A ventilation survey can be done in co-operation with the employer, in which case the union must approve the survey and be involved in collecting and assessing the information that is generated.

The union should conduct its own ventilation survey if the employer resists the idea or denies that poor ventilation is a problem. To identify ventilation hazards, workers can use body mapping, hazard mapping, world mapping techniques as well as surveys.

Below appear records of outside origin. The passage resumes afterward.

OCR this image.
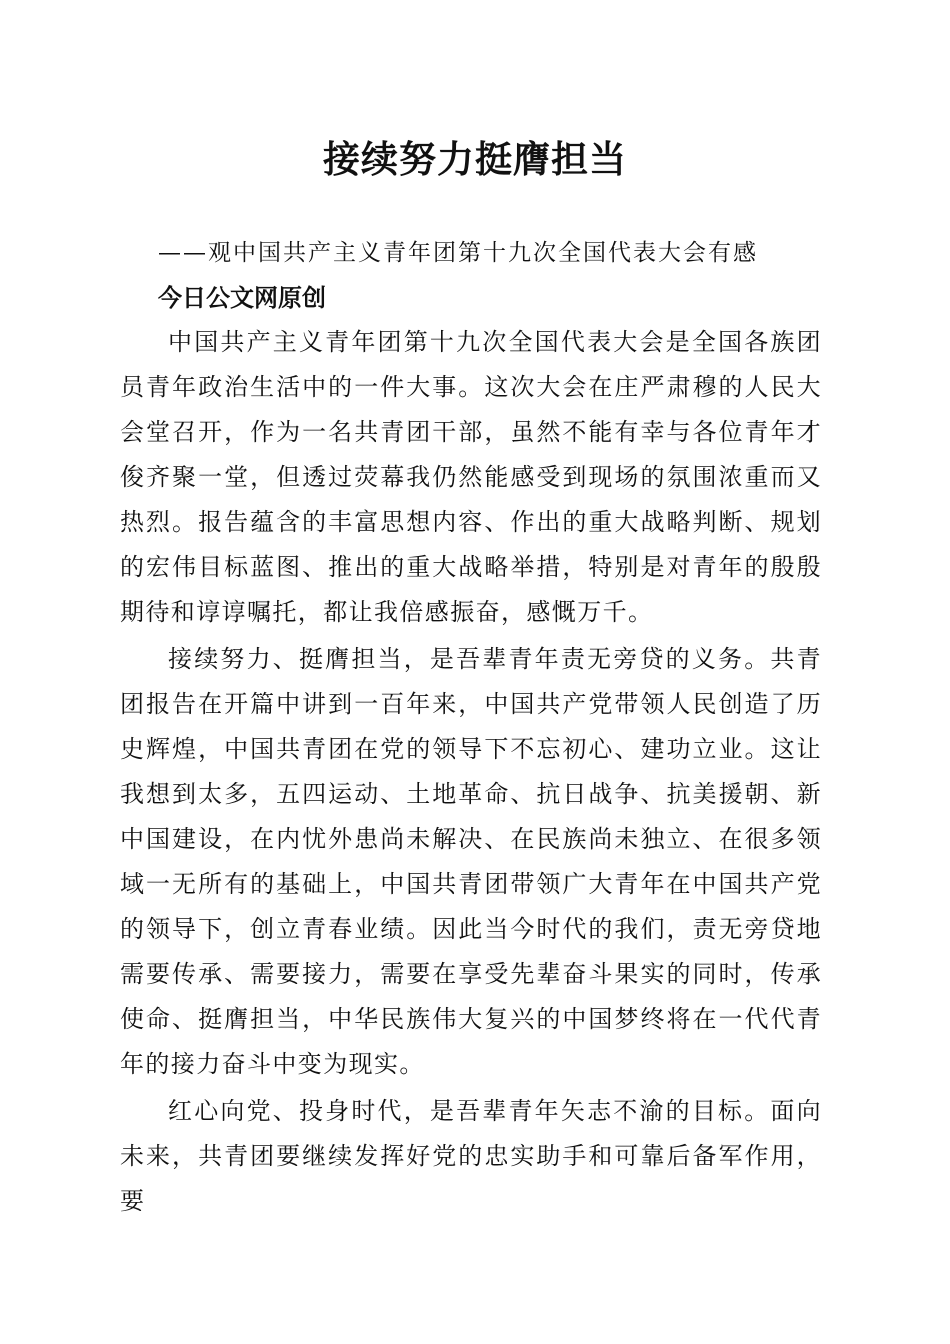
接续努力挺膺担当
——观中国共产主义青年团第十九次全国代表大会有感
今日公文网原创

中国共产主义青年团第十九次全国代表大会是全国各族团员青年政治生活中的一件大事。这次大会在庄严肃穆的人民大会堂召开，作为一名共青团干部，虽然不能有幸与各位青年才俊齐聚一堂，但透过荧幕我仍然能感受到现场的氛围浓重而又热烈。报告蕴含的丰富思想内容、作出的重大战略判断、规划的宏伟目标蓝图、推出的重大战略举措，特别是对青年的殷殷期待和谆谆嘱托，都让我倍感振奋，感慨万千。

接续努力、挺膺担当，是吾辈青年责无旁贷的义务。共青团报告在开篇中讲到一百年来，中国共产党带领人民创造了历史辉煌，中国共青团在党的领导下不忘初心、建功立业。这让我想到太多，五四运动、土地革命、抗日战争、抗美援朝、新中国建设，在内忧外患尚未解决、在民族尚未独立、在很多领域一无所有的基础上，中国共青团带领广大青年在中国共产党的领导下，创立青春业绩。因此当今时代的我们，责无旁贷地需要传承、需要接力，需要在享受先辈奋斗果实的同时，传承使命、挺膺担当，中华民族伟大复兴的中国梦终将在一代代青年的接力奋斗中变为现实。

红心向党、投身时代，是吾辈青年矢志不渝的目标。面向未来，共青团要继续发挥好党的忠实助手和可靠后备军作用，要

Note: Inspections should be carried out on a regular basis to identify new ventilation hazards. Members, via their health and safety committees or representatives, can exercise control at work to improve instances of poor ventilation and IAQ.

What you can do

The following actions can help combat poor ventilation:

  • Put poor ventilation issues on the health and safety committee agenda.
  • Learn about the type of HVAC system at your workplace and its capacity for ventilation.
  • Conduct workplace inspections  of  ventilation systems. Look for blocked vents, excessive dust on air vents, intake air supply vents close to loading docks or busy streets, standing water within the HVAC system, recent renovations without appropriate changes to the HVAC system and intake and exhaust vents that are too close together. Report ventilation hazards.
  • Demand employers act on testing and fixing inadequate ventilation systems.
  • Refuse to work in unsafe, poorly ventilated working conditions.

Strategies for change

Poor ventilation can be eliminated by the following:

  • Keep ventilation on the health and safety committee agenda. Ventilation is not a hazard that is dealt with once. It is a hazard that must be investigated regularly.
  • Create a ventilation policy for CUPE work- places starting with a statement acknowledging that poor ventilation is a health and safety hazard. The health and safety committee in your workplace should be instrumental in tabling and pushing for the adoption of a policy that prevents poor ventilation.
  • Put poor ventilation, and other indoor air quality issues, on the bargaining table.
  • Monitor and test ventilation systems to ensure proper airflow rates.
  • Give workers control of ventilation systems by allowing workers to adjust the flow rate and amount of outdoor air that is distributed into the workplace.
  • Sponsor CUPE education around the issue of poor ventilation and its effects.

Employers have the responsibility to provide a healthy and safe workplace. Proper ventilation is a key component of a healthy workplace. Organize your members – their participation is vital to fight for properly ventilated workplaces. Through education and activism, poor ventilation can be eliminated from CUPE workplaces.